Au risque d'en choquer quelque-uns, il faudrait donc revoir l'apparence des adversaires récurrents du Docteur, comme les fameux Daleks, qui bien évidemment, devront être présents dans le film. L'idée générale étant de puiser, comme Marvel Studios le fait dans ses comics, dans les meilleurs idées de la série pour y rester fidèle tout en offrant un minimum de surprises et de nouveautés. On reprendra par exemple le sombre passé du Docteur, son coup de foudre avec un des "companions" comme on les appelle, ou encore son amitié pour l'une de ses pires némésis, Le Maître.
Casting
Le choix d'un Docteur est toujours très délicat. Et il suffit de voir le bruit que suscite de telles annonces au Royaume-Uni pour s'en convaincre. L'avantage avec une adaptation cinéma, c'est que nous pouvons reprendre à zéro, choisir un tout nouvel acteur, et même le remplacer dans d'éventuelles suites, un concept cher à la Grande Bretagne. Mais on ne pouvait évidemment pas choisir un interprète n'étant pas issu de la plus pure tradition anglaise.
A ce titre, deux noms étaient envisageables, celui de Benedict Cumberbatch, qui avait un temps été envisagé comme Docteur, juste avant Matt Smith, ou celui de Tom Hiddleston, qui a de nombreuses fois fait l'objet de rumeurs quant à une (brève) apparition dans Doctor Who. Et c'est le second acteur que je vois le mieux dans le rôle, tout d'abord car il est moins occupé et "franchisé" que son collègue - même s'ils sont tous les deux des personnages de Marvel Studios - mais surtout parce que sa palette de jeu est plus étendue. Du haut de ses 34 ans, l'acteur incarnerait parfaitement l'élégance et l'humour de ce personnage mythique.
Le Docteur ne voyageant que rarement seul, il lui fallait bien sûr un compagnon pour l'aider sans sa quête. Et si j'aime l'approche candide de Doctor Who - on parle tout de même d'un type qui voyage sans cesses avec des jeunes filles - je préfère cette idée du coup de foudre venu de l'espace, entre lui et une certaine Rose (Billie Piper). Sans qu'elle incarne toutefois le même personnage, j'imaginais donc l'extrêmement talentueuse Felicty Jones dans un rôle similaire, où son charme naturel, sa polyvalence et son accent fort british seraient de puissants atouts.
Du côté des autres rôles, j'envisageais bien sûr Le Maître, ou The Master si vous préférez, en grand vilain de cette histoire.

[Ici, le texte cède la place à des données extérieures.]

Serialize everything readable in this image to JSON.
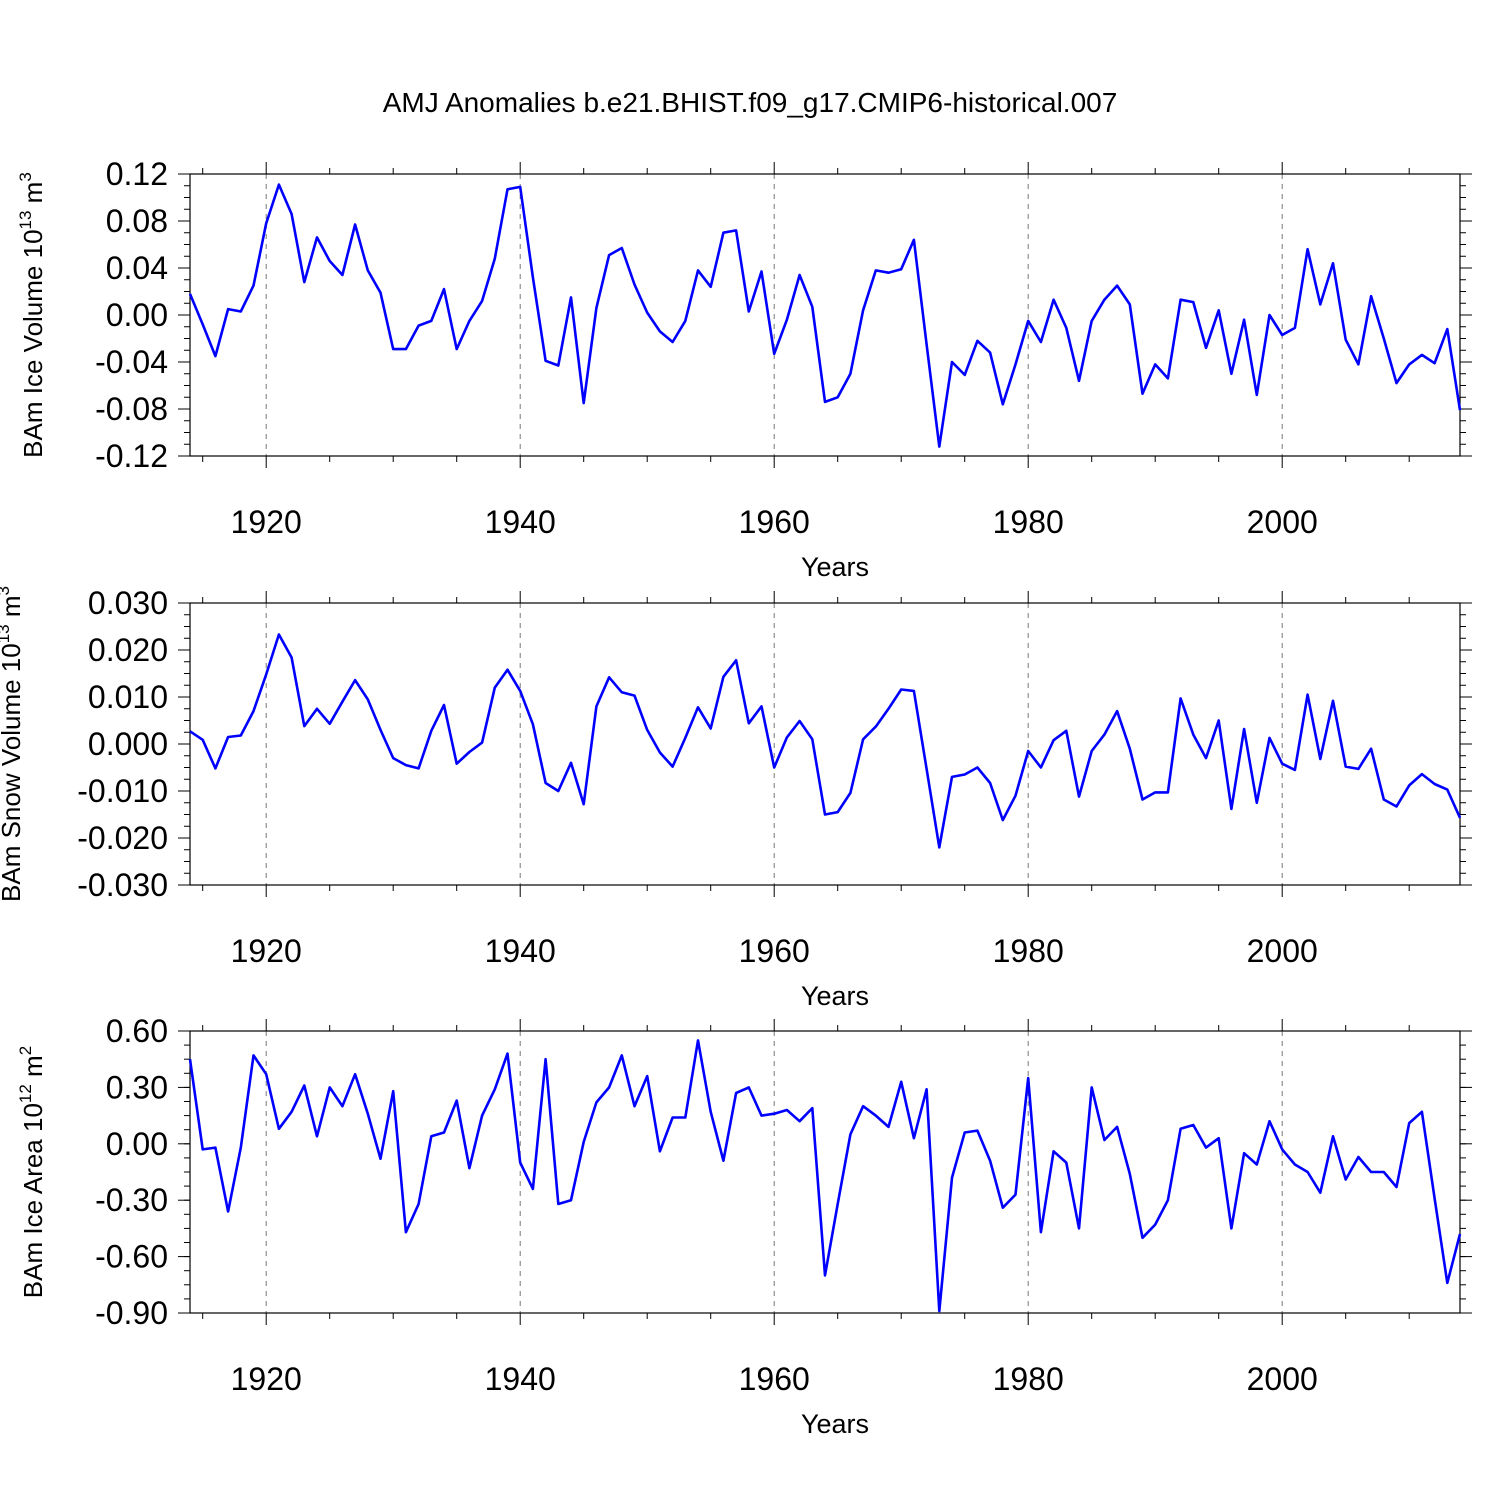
{
  "title": "AMJ Anomalies b.e21.BHIST.f09_g17.CMIP6-historical.007",
  "colors": {
    "series": "#0000ff"
  },
  "chart_data": [
    {
      "type": "line",
      "ylabel": "BAm Ice Volume 10",
      "ylabel_exp": "13",
      "ylabel_unit": " m",
      "ylabel_unit_exp": "3",
      "xlabel": "Years",
      "xlim": [
        1914,
        2014
      ],
      "ylim": [
        -0.12,
        0.12
      ],
      "yticks": [
        -0.12,
        -0.08,
        -0.04,
        0.0,
        0.04,
        0.08,
        0.12
      ],
      "yticklabels": [
        "-0.12",
        "-0.08",
        "-0.04",
        "0.00",
        "0.04",
        "0.08",
        "0.12"
      ],
      "yminor": 0.01,
      "xticks": [
        1920,
        1940,
        1960,
        1980,
        2000
      ],
      "xticklabels": [
        "1920",
        "1940",
        "1960",
        "1980",
        "2000"
      ],
      "xminor": [
        1915,
        1925,
        1930,
        1935,
        1945,
        1950,
        1955,
        1965,
        1970,
        1975,
        1985,
        1990,
        1995,
        2005,
        2010
      ],
      "x_start": 1914,
      "values": [
        0.018,
        -0.008,
        -0.035,
        0.005,
        0.003,
        0.025,
        0.078,
        0.111,
        0.086,
        0.028,
        0.066,
        0.046,
        0.034,
        0.077,
        0.038,
        0.019,
        -0.029,
        -0.029,
        -0.009,
        -0.005,
        0.022,
        -0.029,
        -0.005,
        0.012,
        0.048,
        0.107,
        0.109,
        0.032,
        -0.039,
        -0.043,
        0.015,
        -0.075,
        0.006,
        0.051,
        0.057,
        0.026,
        0.002,
        -0.014,
        -0.023,
        -0.005,
        0.038,
        0.024,
        0.07,
        0.072,
        0.003,
        0.037,
        -0.033,
        -0.004,
        0.034,
        0.007,
        -0.074,
        -0.07,
        -0.05,
        0.004,
        0.038,
        0.036,
        0.039,
        0.064,
        -0.025,
        -0.112,
        -0.04,
        -0.051,
        -0.022,
        -0.032,
        -0.076,
        -0.042,
        -0.005,
        -0.023,
        0.013,
        -0.011,
        -0.056,
        -0.005,
        0.013,
        0.025,
        0.009,
        -0.067,
        -0.042,
        -0.054,
        0.013,
        0.011,
        -0.028,
        0.004,
        -0.05,
        -0.004,
        -0.068,
        0.0,
        -0.017,
        -0.011,
        0.056,
        0.009,
        0.044,
        -0.021,
        -0.042,
        0.016,
        -0.02,
        -0.058,
        -0.042,
        -0.034,
        -0.041,
        -0.012,
        -0.081
      ]
    },
    {
      "type": "line",
      "ylabel": "BAm Snow Volume 10",
      "ylabel_exp": "13",
      "ylabel_unit": " m",
      "ylabel_unit_exp": "3",
      "xlabel": "Years",
      "xlim": [
        1914,
        2014
      ],
      "ylim": [
        -0.03,
        0.03
      ],
      "yticks": [
        -0.03,
        -0.02,
        -0.01,
        0.0,
        0.01,
        0.02,
        0.03
      ],
      "yticklabels": [
        "-0.030",
        "-0.020",
        "-0.010",
        "0.000",
        "0.010",
        "0.020",
        "0.030"
      ],
      "yminor": 0.0025,
      "xticks": [
        1920,
        1940,
        1960,
        1980,
        2000
      ],
      "xticklabels": [
        "1920",
        "1940",
        "1960",
        "1980",
        "2000"
      ],
      "xminor": [
        1915,
        1925,
        1930,
        1935,
        1945,
        1950,
        1955,
        1965,
        1970,
        1975,
        1985,
        1990,
        1995,
        2005,
        2010
      ],
      "x_start": 1914,
      "values": [
        0.0027,
        0.0009,
        -0.0052,
        0.0015,
        0.0018,
        0.007,
        0.0148,
        0.0233,
        0.0184,
        0.0038,
        0.0075,
        0.0043,
        0.009,
        0.0136,
        0.0095,
        0.003,
        -0.003,
        -0.0045,
        -0.0052,
        0.0028,
        0.0083,
        -0.0042,
        -0.0017,
        0.0003,
        0.012,
        0.0158,
        0.0113,
        0.0042,
        -0.0083,
        -0.01,
        -0.004,
        -0.0128,
        0.008,
        0.0142,
        0.011,
        0.0103,
        0.003,
        -0.0018,
        -0.0048,
        0.0013,
        0.0078,
        0.0033,
        0.0143,
        0.0178,
        0.0044,
        0.008,
        -0.005,
        0.0014,
        0.0049,
        0.001,
        -0.015,
        -0.0145,
        -0.0104,
        0.001,
        0.0037,
        0.0075,
        0.0116,
        0.0113,
        -0.0053,
        -0.022,
        -0.007,
        -0.0065,
        -0.005,
        -0.0083,
        -0.0162,
        -0.011,
        -0.0015,
        -0.005,
        0.0008,
        0.0028,
        -0.0112,
        -0.0015,
        0.002,
        0.007,
        -0.001,
        -0.0118,
        -0.0103,
        -0.0103,
        0.0097,
        0.002,
        -0.003,
        0.005,
        -0.0138,
        0.0032,
        -0.0125,
        0.0013,
        -0.0042,
        -0.0055,
        0.0105,
        -0.0032,
        0.0092,
        -0.0048,
        -0.0053,
        -0.001,
        -0.0118,
        -0.0133,
        -0.0088,
        -0.0064,
        -0.0085,
        -0.0097,
        -0.0157
      ]
    },
    {
      "type": "line",
      "ylabel": "BAm Ice Area 10",
      "ylabel_exp": "12",
      "ylabel_unit": " m",
      "ylabel_unit_exp": "2",
      "xlabel": "Years",
      "xlim": [
        1914,
        2014
      ],
      "ylim": [
        -0.9,
        0.6
      ],
      "yticks": [
        -0.9,
        -0.6,
        -0.3,
        0.0,
        0.3,
        0.6
      ],
      "yticklabels": [
        "-0.90",
        "-0.60",
        "-0.30",
        "0.00",
        "0.30",
        "0.60"
      ],
      "yminor": 0.075,
      "xticks": [
        1920,
        1940,
        1960,
        1980,
        2000
      ],
      "xticklabels": [
        "1920",
        "1940",
        "1960",
        "1980",
        "2000"
      ],
      "xminor": [
        1915,
        1925,
        1930,
        1935,
        1945,
        1950,
        1955,
        1965,
        1970,
        1975,
        1985,
        1990,
        1995,
        2005,
        2010
      ],
      "x_start": 1914,
      "values": [
        0.45,
        -0.03,
        -0.02,
        -0.36,
        -0.02,
        0.47,
        0.37,
        0.08,
        0.17,
        0.31,
        0.04,
        0.3,
        0.2,
        0.37,
        0.16,
        -0.08,
        0.28,
        -0.47,
        -0.32,
        0.04,
        0.06,
        0.23,
        -0.13,
        0.15,
        0.29,
        0.48,
        -0.1,
        -0.24,
        0.45,
        -0.32,
        -0.3,
        0.01,
        0.22,
        0.3,
        0.47,
        0.2,
        0.36,
        -0.04,
        0.14,
        0.14,
        0.55,
        0.17,
        -0.09,
        0.27,
        0.3,
        0.15,
        0.16,
        0.18,
        0.12,
        0.19,
        -0.7,
        -0.32,
        0.05,
        0.2,
        0.15,
        0.09,
        0.33,
        0.03,
        0.29,
        -0.89,
        -0.18,
        0.06,
        0.07,
        -0.09,
        -0.34,
        -0.27,
        0.35,
        -0.47,
        -0.04,
        -0.1,
        -0.45,
        0.3,
        0.02,
        0.09,
        -0.16,
        -0.5,
        -0.43,
        -0.3,
        0.08,
        0.1,
        -0.02,
        0.03,
        -0.45,
        -0.05,
        -0.11,
        0.12,
        -0.03,
        -0.11,
        -0.15,
        -0.26,
        0.04,
        -0.19,
        -0.07,
        -0.15,
        -0.15,
        -0.23,
        0.11,
        0.17,
        -0.29,
        -0.74,
        -0.48
      ]
    }
  ]
}
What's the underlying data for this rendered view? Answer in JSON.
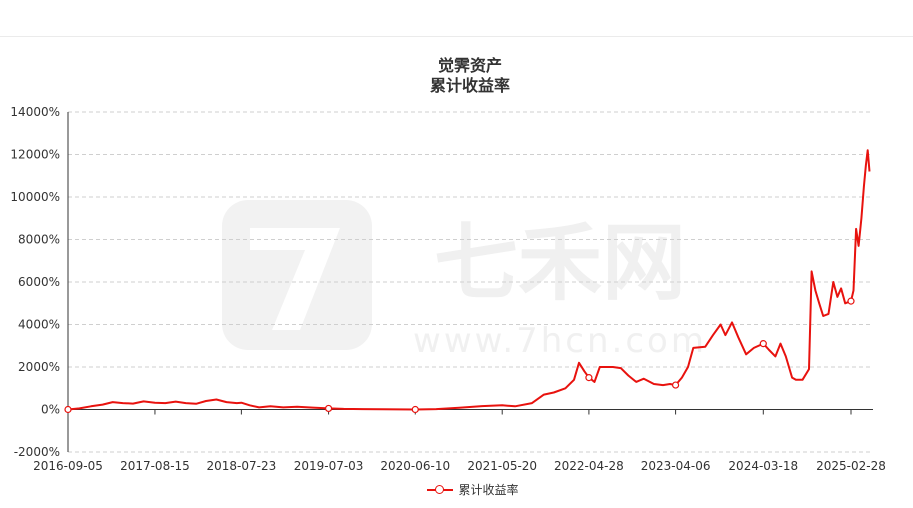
{
  "chart_data": {
    "type": "line",
    "title": "觉霁资产",
    "subtitle": "累计收益率",
    "xlabel": "",
    "ylabel": "",
    "ylim": [
      -2000,
      14000
    ],
    "y_ticks": [
      "-2000%",
      "0%",
      "2000%",
      "4000%",
      "6000%",
      "8000%",
      "10000%",
      "12000%",
      "14000%"
    ],
    "y_tick_values": [
      -2000,
      0,
      2000,
      4000,
      6000,
      8000,
      10000,
      12000,
      14000
    ],
    "x_ticks": [
      "2016-09-05",
      "2017-08-15",
      "2018-07-23",
      "2019-07-03",
      "2020-06-10",
      "2021-05-20",
      "2022-04-28",
      "2023-04-06",
      "2024-03-18",
      "2025-02-28"
    ],
    "grid": true,
    "legend": "bottom",
    "series": [
      {
        "name": "累计收益率",
        "color": "#e8120e",
        "points": [
          [
            "2016-09-05",
            0
          ],
          [
            "2016-10-20",
            50
          ],
          [
            "2016-12-05",
            150
          ],
          [
            "2017-01-20",
            230
          ],
          [
            "2017-03-01",
            350
          ],
          [
            "2017-04-10",
            300
          ],
          [
            "2017-05-20",
            280
          ],
          [
            "2017-07-01",
            380
          ],
          [
            "2017-08-15",
            320
          ],
          [
            "2017-09-25",
            300
          ],
          [
            "2017-11-05",
            370
          ],
          [
            "2017-12-15",
            300
          ],
          [
            "2018-01-25",
            270
          ],
          [
            "2018-03-05",
            400
          ],
          [
            "2018-04-15",
            470
          ],
          [
            "2018-05-25",
            350
          ],
          [
            "2018-07-05",
            300
          ],
          [
            "2018-07-23",
            320
          ],
          [
            "2018-08-25",
            200
          ],
          [
            "2018-10-01",
            100
          ],
          [
            "2018-11-15",
            150
          ],
          [
            "2019-01-05",
            100
          ],
          [
            "2019-03-01",
            130
          ],
          [
            "2019-05-01",
            90
          ],
          [
            "2019-07-03",
            50
          ],
          [
            "2019-09-01",
            30
          ],
          [
            "2019-11-15",
            20
          ],
          [
            "2020-02-01",
            10
          ],
          [
            "2020-06-10",
            0
          ],
          [
            "2020-09-01",
            20
          ],
          [
            "2020-12-01",
            80
          ],
          [
            "2021-03-01",
            160
          ],
          [
            "2021-05-20",
            200
          ],
          [
            "2021-07-10",
            150
          ],
          [
            "2021-09-15",
            300
          ],
          [
            "2021-11-01",
            700
          ],
          [
            "2021-12-10",
            800
          ],
          [
            "2022-01-25",
            1000
          ],
          [
            "2022-02-28",
            1400
          ],
          [
            "2022-03-20",
            2200
          ],
          [
            "2022-04-10",
            1800
          ],
          [
            "2022-04-28",
            1500
          ],
          [
            "2022-05-20",
            1300
          ],
          [
            "2022-06-10",
            2000
          ],
          [
            "2022-08-01",
            2000
          ],
          [
            "2022-09-01",
            1950
          ],
          [
            "2022-10-01",
            1600
          ],
          [
            "2022-11-01",
            1300
          ],
          [
            "2022-12-01",
            1450
          ],
          [
            "2023-01-10",
            1200
          ],
          [
            "2023-02-15",
            1150
          ],
          [
            "2023-03-15",
            1200
          ],
          [
            "2023-04-06",
            1150
          ],
          [
            "2023-05-01",
            1500
          ],
          [
            "2023-05-25",
            2000
          ],
          [
            "2023-06-15",
            2900
          ],
          [
            "2023-08-01",
            2950
          ],
          [
            "2023-09-01",
            3500
          ],
          [
            "2023-10-01",
            4000
          ],
          [
            "2023-10-20",
            3500
          ],
          [
            "2023-11-15",
            4100
          ],
          [
            "2023-12-10",
            3400
          ],
          [
            "2024-01-10",
            2600
          ],
          [
            "2024-02-10",
            2900
          ],
          [
            "2024-03-18",
            3100
          ],
          [
            "2024-04-10",
            2800
          ],
          [
            "2024-05-05",
            2500
          ],
          [
            "2024-05-25",
            3100
          ],
          [
            "2024-06-15",
            2500
          ],
          [
            "2024-07-10",
            1500
          ],
          [
            "2024-07-25",
            1400
          ],
          [
            "2024-08-20",
            1400
          ],
          [
            "2024-09-15",
            1900
          ],
          [
            "2024-09-25",
            6500
          ],
          [
            "2024-10-10",
            5600
          ],
          [
            "2024-10-25",
            5000
          ],
          [
            "2024-11-10",
            4400
          ],
          [
            "2024-12-01",
            4500
          ],
          [
            "2024-12-20",
            6000
          ],
          [
            "2025-01-05",
            5300
          ],
          [
            "2025-01-20",
            5700
          ],
          [
            "2025-02-05",
            5000
          ],
          [
            "2025-02-28",
            5100
          ],
          [
            "2025-03-10",
            5600
          ],
          [
            "2025-03-20",
            8500
          ],
          [
            "2025-03-30",
            7700
          ],
          [
            "2025-04-10",
            9000
          ],
          [
            "2025-04-20",
            10500
          ],
          [
            "2025-04-28",
            11500
          ],
          [
            "2025-05-05",
            12200
          ],
          [
            "2025-05-12",
            11200
          ]
        ],
        "markers": [
          [
            "2016-09-05",
            0
          ],
          [
            "2019-07-03",
            50
          ],
          [
            "2020-06-10",
            0
          ],
          [
            "2022-04-28",
            1500
          ],
          [
            "2023-04-06",
            1150
          ],
          [
            "2024-03-18",
            3100
          ],
          [
            "2025-02-28",
            5100
          ]
        ]
      }
    ]
  },
  "watermark": {
    "brand": "七禾网",
    "url": "www.7hcn.com"
  }
}
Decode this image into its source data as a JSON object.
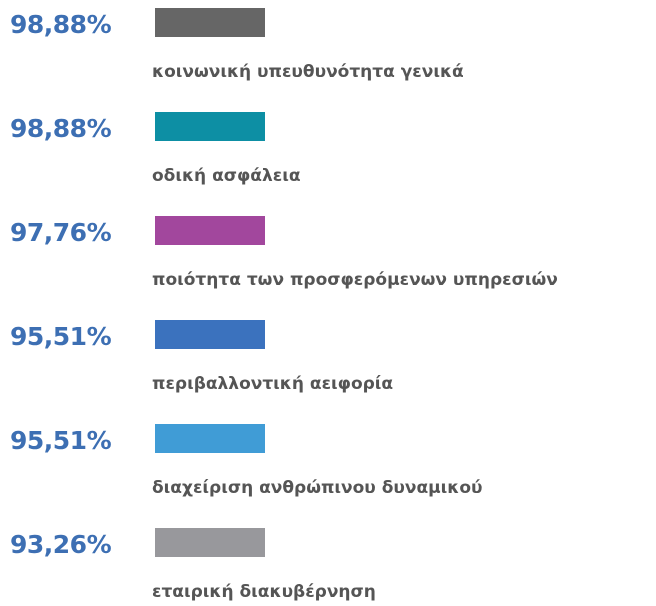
{
  "items": [
    {
      "percent": "98,88%",
      "label": "κοινωνική υπευθυνότητα γενικά",
      "color": "#666666"
    },
    {
      "percent": "98,88%",
      "label": "οδική ασφάλεια",
      "color": "#0d8fa4"
    },
    {
      "percent": "97,76%",
      "label": "ποιότητα των προσφερόμενων υπηρεσιών",
      "color": "#a2479d"
    },
    {
      "percent": "95,51%",
      "label": "περιβαλλοντική αειφορία",
      "color": "#3b72be"
    },
    {
      "percent": "95,51%",
      "label": "διαχείριση ανθρώπινου δυναμικού",
      "color": "#409cd6"
    },
    {
      "percent": "93,26%",
      "label": "εταιρική διακυβέρνηση",
      "color": "#98989c"
    }
  ]
}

Bloqué entre l'espace et le temps suite à la guerre entre Gallifrey et les Daleks, il tenterait de revenir en brisant sa propre continuité - créant des paradoxes temporels - avant d'arriver sur Terre. Et pour incarner ce vilain plutôt classe et maniaque, Cillian Murphy et sa magnétique apparence seraient bienvenus. Enfin, puisque on ne peut pas envisager un film d'Edgar Wright sans Nick Frost et Simon Pegg (qui ont tous les deux joué dans Doctor Who d'ailleurs), on serait ravis de les retrouver dans des petits rôles en forme de caméos.
Derrière un film Doctor Who, l'idée est tout autant de lancer une géniale franchise sur le grand écran (qui comme James Bond pourrait être anthologique et proposer des réalisateurs et des acteurs différents à chaque nouveau film) que de réparer les erreurs de la série et de sa main lourde en profitant de moyens et de temps supplémentaires. Le tout dirigé par un Edgar Wright aussi britannique d'esprit que créatif à la réalisation.